Temperate phages integrate their nucleic acid into host bacterial genomes in a process termed lysogeny1,2. The genetic material of a bacteriophage in host chromosome, which is referred to as prophage, can be passed to daughter cells during cell division. Prophages may be induced under certain circumstances (such as UV radiation or mitomycin C treatment), which activates a lytic cycle1,3,4,5. Thus, prophages are viewed as “dangerous molecular time bombs”6. DNA could be transferred among different hosts during phage infection through either the lytic cycle or the lysogenic cycle1,2,3,4,5. Previous studies showed that more than 50% of marine isolates harbor prophages, which play a significant role in shaping the phenotypic traits of their hosts1,4,5.

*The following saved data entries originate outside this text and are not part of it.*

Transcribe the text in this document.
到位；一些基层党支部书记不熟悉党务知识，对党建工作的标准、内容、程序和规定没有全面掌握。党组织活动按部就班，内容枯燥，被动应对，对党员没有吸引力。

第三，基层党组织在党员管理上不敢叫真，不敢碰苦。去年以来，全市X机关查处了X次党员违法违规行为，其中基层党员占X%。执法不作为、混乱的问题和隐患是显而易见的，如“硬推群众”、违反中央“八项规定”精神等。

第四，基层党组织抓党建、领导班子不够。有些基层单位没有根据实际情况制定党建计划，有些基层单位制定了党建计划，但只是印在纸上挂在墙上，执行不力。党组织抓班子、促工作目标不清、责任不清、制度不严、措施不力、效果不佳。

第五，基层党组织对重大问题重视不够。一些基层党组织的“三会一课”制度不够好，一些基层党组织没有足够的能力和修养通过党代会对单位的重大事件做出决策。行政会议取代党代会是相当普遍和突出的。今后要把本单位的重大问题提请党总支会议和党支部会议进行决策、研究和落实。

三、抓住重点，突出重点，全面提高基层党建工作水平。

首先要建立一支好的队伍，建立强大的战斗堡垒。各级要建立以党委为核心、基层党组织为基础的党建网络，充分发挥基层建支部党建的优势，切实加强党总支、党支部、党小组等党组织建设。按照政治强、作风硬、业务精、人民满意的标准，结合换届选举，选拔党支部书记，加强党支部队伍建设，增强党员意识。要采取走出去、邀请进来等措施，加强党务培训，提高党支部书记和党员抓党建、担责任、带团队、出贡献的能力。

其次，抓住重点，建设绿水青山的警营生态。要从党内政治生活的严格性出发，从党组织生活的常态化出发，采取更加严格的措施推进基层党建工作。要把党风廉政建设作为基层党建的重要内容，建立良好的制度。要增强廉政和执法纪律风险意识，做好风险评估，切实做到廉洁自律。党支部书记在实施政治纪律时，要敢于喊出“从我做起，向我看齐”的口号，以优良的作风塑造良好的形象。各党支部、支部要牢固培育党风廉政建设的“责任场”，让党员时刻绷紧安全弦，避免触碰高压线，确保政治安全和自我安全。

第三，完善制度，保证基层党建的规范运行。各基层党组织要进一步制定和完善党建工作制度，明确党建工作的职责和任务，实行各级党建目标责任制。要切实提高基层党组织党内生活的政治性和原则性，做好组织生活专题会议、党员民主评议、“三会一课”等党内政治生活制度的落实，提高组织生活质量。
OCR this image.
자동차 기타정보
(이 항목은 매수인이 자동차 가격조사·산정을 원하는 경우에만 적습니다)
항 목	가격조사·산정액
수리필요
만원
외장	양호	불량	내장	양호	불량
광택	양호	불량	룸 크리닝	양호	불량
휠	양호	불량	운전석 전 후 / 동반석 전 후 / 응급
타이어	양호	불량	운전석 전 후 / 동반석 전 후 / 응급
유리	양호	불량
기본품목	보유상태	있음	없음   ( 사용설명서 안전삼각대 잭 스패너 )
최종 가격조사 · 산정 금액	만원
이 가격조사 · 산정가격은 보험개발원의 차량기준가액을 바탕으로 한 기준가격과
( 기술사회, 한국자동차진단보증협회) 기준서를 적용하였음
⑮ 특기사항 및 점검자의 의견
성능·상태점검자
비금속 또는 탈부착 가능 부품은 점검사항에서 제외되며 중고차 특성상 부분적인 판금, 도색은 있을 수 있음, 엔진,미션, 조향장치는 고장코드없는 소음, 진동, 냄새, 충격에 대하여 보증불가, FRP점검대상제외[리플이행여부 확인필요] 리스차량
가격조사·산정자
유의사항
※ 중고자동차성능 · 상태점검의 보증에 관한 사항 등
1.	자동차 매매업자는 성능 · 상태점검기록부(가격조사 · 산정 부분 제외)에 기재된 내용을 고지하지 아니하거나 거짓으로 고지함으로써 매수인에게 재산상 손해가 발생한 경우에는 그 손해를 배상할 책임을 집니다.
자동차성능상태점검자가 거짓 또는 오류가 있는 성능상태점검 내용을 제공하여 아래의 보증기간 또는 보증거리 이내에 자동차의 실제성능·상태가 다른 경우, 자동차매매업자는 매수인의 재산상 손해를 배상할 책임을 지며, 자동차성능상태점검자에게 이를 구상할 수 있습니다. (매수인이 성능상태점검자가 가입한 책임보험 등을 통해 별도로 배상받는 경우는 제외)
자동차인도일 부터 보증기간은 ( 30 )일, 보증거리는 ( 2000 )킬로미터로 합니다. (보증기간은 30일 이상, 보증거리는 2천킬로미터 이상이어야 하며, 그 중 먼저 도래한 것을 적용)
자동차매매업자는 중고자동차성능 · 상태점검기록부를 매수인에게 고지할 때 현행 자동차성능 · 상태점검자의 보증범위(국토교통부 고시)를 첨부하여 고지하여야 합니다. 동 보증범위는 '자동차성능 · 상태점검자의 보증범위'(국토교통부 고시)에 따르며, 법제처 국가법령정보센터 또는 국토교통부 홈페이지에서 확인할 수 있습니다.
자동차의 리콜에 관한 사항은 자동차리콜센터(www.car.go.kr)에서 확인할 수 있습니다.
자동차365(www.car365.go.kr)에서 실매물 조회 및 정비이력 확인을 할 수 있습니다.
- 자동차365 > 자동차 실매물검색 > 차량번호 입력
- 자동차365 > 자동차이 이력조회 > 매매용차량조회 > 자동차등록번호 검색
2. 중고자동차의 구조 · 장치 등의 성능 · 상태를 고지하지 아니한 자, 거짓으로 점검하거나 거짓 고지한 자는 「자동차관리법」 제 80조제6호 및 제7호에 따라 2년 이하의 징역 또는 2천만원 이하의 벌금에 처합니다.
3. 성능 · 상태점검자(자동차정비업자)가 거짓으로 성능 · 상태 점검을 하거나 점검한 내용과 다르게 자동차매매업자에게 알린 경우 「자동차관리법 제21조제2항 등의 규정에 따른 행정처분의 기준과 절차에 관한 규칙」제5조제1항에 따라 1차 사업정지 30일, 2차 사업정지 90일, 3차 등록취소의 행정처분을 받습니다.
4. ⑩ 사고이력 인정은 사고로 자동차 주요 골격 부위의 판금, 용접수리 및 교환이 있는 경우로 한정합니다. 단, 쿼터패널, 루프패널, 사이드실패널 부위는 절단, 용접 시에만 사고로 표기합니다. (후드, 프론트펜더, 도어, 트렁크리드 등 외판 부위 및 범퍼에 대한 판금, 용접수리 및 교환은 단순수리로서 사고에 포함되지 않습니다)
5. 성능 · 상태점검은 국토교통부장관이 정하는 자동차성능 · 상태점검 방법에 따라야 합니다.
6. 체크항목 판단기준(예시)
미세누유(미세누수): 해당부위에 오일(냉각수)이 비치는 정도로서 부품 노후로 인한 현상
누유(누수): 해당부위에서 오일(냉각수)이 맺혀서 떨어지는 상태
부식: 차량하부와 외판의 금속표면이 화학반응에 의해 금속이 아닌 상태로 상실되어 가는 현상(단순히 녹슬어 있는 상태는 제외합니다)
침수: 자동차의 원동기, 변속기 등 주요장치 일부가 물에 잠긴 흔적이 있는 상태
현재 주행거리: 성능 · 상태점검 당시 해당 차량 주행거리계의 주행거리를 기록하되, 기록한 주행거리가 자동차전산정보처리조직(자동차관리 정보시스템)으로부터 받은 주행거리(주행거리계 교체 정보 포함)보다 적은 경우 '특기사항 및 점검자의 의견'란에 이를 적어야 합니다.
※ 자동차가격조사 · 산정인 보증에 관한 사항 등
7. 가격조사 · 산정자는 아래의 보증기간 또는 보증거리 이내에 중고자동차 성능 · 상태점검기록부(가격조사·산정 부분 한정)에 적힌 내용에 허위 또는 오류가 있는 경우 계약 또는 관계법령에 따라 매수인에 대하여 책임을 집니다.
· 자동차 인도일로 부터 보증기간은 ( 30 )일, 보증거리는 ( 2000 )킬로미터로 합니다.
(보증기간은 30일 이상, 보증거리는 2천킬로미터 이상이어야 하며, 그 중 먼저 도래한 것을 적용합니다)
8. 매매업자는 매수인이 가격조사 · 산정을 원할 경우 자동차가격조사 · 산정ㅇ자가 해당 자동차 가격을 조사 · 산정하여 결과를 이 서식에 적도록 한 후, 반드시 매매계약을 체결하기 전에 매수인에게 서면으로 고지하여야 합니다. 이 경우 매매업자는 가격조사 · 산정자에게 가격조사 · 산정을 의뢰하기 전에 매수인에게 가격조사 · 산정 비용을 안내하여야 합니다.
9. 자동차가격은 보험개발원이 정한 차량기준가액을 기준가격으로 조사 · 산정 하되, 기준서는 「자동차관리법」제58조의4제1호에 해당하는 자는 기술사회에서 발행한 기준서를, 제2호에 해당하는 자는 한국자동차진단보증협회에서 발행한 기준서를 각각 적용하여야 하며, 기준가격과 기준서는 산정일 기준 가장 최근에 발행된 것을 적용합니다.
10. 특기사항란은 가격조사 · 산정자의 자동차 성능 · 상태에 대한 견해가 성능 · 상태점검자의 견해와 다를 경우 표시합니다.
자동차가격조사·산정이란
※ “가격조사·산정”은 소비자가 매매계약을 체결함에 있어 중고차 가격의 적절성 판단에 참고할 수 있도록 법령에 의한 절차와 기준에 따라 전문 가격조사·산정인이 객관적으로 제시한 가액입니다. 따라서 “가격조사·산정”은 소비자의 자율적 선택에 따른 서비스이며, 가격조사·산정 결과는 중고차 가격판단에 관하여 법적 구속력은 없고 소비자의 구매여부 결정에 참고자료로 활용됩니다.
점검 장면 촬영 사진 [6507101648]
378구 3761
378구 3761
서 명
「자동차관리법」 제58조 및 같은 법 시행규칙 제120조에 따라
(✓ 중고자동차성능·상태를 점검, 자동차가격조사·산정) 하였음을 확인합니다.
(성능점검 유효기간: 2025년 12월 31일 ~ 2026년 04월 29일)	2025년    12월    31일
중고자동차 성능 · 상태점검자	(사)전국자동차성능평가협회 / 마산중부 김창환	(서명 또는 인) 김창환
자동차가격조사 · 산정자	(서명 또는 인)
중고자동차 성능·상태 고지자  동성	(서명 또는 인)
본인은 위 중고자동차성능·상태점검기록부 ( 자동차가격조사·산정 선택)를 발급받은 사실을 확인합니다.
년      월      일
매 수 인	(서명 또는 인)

Citromicrobium bathyomarinum strain JL354, a member of aerobic anoxygenic phototrophic bacteria (AAPB), was isolated from surface water in the South China Sea7. The type strain C. bathyomarinum JF-1 was first isolated from the deep-sea hydrothermal vent plume waters8. A complete prophage sequence was found from the preliminary genomic analysis of strain JL354. Two different phototrophic operons and a xanthorhodopsin-like protein co-exist in the same genome7,9,10. Horizontal gene transfer is thought to occur for phototrophic genes of phototrophic microorganisms. The objectives of this study were to 1) induce the prophage from C. bathyomarinum JL354 and 2) compare its genome to other homologous phages.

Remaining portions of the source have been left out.